Metadata-Version: 2.4
Name: google-chad
Version: 7.6
Summary: Not another Google Dorking tool.
Author: Ivan Sincek
Project-URL: Homepage, https://github.com/ivan-sincek/chad
Classifier: Programming Language :: Python :: 3
Classifier: License :: OSI Approved :: MIT License
Classifier: Operating System :: OS Independent
Requires-Python: >=3.10
Description-Content-Type: text/markdown
Requires-Dist: alive-progress>=3.1.5
Requires-Dist: asyncio>=3.4.3
Requires-Dist: colorama>=0.4.6
Requires-Dist: python-dateutil>=2.9.0
Requires-Dist: playwright>=1.47.0
Requires-Dist: nagooglesearch>=8.7
Requires-Dist: nagooglesearch-playwright>=1.2
Requires-Dist: regex>=2023.8.8
Requires-Dist: requests>=2.32.2
Requires-Dist: scrapy>=2.12.0
Requires-Dist: scrapy-playwright>=0.0.32
Requires-Dist: termcolor>=2.4.0

# Chad

Search Google Dorks like Chad. Based on [ivan-sincek/nagooglesearch](https://github.com/ivan-sincek/nagooglesearch) and [ivan-sincek/nagooglesearch-playwright](https://github.com/ivan-sincek/nagooglesearch-playwright).

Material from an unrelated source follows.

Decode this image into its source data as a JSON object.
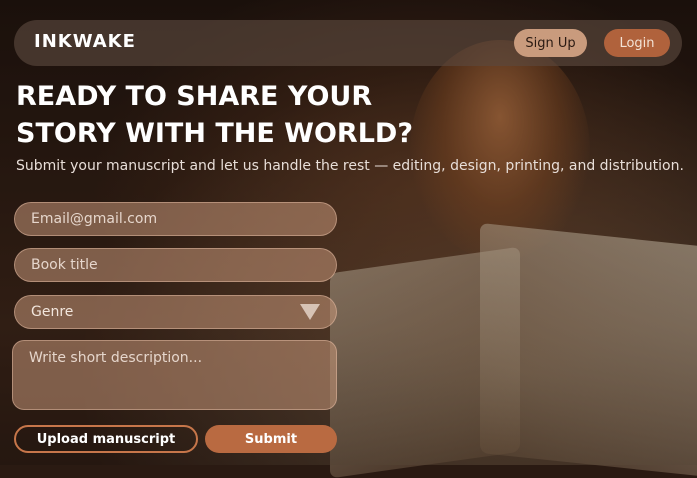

**Google frequently changes cookies, so default ones might not work; grab fresh ones with Playwright's headless browser using the `-p` option or specify your own using the `-b` option.**

Default cookies can be found [here](https://github.com/ivan-sincek/nagooglesearch/blob/main/src/nagooglesearch/nagooglesearch.py#L169)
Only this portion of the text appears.